The Monsarrat adaptation was an unlikely Bronston or Yordan project, however, and not much actual money got paid out for the activity. Script development was Ray’s alone to pursue. He traced and retraced a path from Paris to London, Madrid, New York, and Hollywood, talking up The Tribe That Lost Its Head and other film ideas with writers and producers. Some of his projects were tied to Yordan’s sponsorship; others were more or less independent, and more or less illusory, without a star or financing.
Ray set no limits on the type or range of film material that interested him. One project, for example, was about Cyrus the Great; another, the adaptation of a novel by Yael Dayan (the young daughter of Israeli military leader Moshe Dayan). The director toyed with the idea of a French Revolution epic, which intrigued both Bronston and Yordan; an adaptation of Aldous Huxley’s futuristic Brave New World; even a film based on Rimbaud’s nineteenth-century prose poem Une Saison en Enfer.
He dashed off a passionate fan letter to Clifford Odets, whom he had last seen at a party at Danny Kaye’s house, pleading for the rights to what would
turn out to be Odets’s final play, The Flowering Peach, a comedy about Noah building the ark. One last time he hoped to collaborate with his friend, still a paragon of writers in Ray’s mind. He asked for the playwright’s permission to write a treatment of The Flowering Peach, demonstrating how it might be adapted into a film, “and [if ] you like these plans well enough to either give me an option, or use the ideas and develop it yourself (and I don’t understand why you haven’t done so already)—any one of these things singly or in combination would be acceptable to me.”

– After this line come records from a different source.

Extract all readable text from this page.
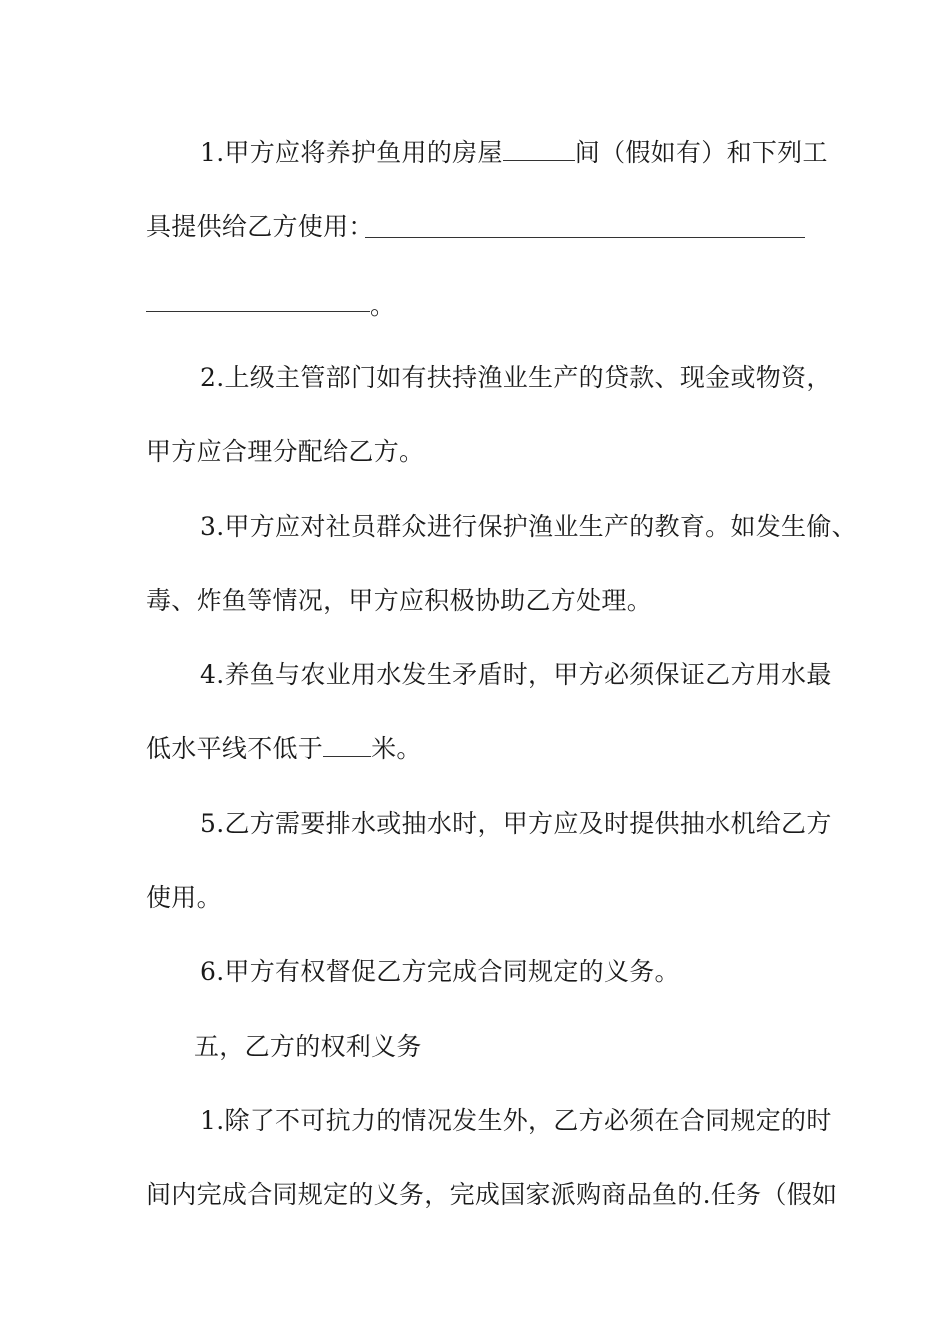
1.甲方应将养护鱼用的房屋	间（假如有）和下列工
具提供给乙方使用：
。
2.上级主管部门如有扶持渔业生产的贷款、现金或物资，
甲方应合理分配给乙方。
3.甲方应对社员群众进行保护渔业生产的教育。如发生偷、
毒、炸鱼等情况，甲方应积极协助乙方处理。
4.养鱼与农业用水发生矛盾时，甲方必须保证乙方用水最
低水平线不低于 米。
5.乙方需要排水或抽水时，甲方应及时提供抽水机给乙方
使用。
6.甲方有权督促乙方完成合同规定的义务。
五，乙方的权利义务
1.除了不可抗力的情况发生外，乙方必须在合同规定的时
间内完成合同规定的义务，完成国家派购商品鱼的.任务（假如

Every time Charlton Heston met with the director, it seemed, Ray was talking up a different way forward. Late in 1960 Ray claimed he would forge ahead immediately with the Nicholas Monsarrat novel, if only Heston would agree to star in the picture. In another meeting with Heston, Ray touted William McGivern’s 1961 novel The Road to the Snail, about the building of a local road in southern Spain that led to a mountaintop villa dubbed “the Snail.” (McGivern was the uncle of Brigid Bazlen, and Ray’s Salome, he mentioned, was penciled in for a suitable role.)
Early in the year, Heston was preoccupied in Spain with El Cid, but in April he and Yordan passed through Rome as guests of honor at a lavish cocktail party for Bronston investors. Over a long lunch at Ray’s house, the director made one last appeal on behalf of The Tribe That Lost Its Head. Ray said he and Heston might team up on two projects—The Tribe and then a new, tantalizing possibility, a film based on a true-history children’s novel by Henry Treece about a medieval army of children marching to the Holy Land through Italy, peacefully converting Muslims en route. Heston could “act in one film [The Tribe] for him, then coproduce, codirect another one on the Children’s Crusade,” Ray explained enthusiastically. “I must look into this,” Heston wrote in his journal, unconvinced that either was feasible or real.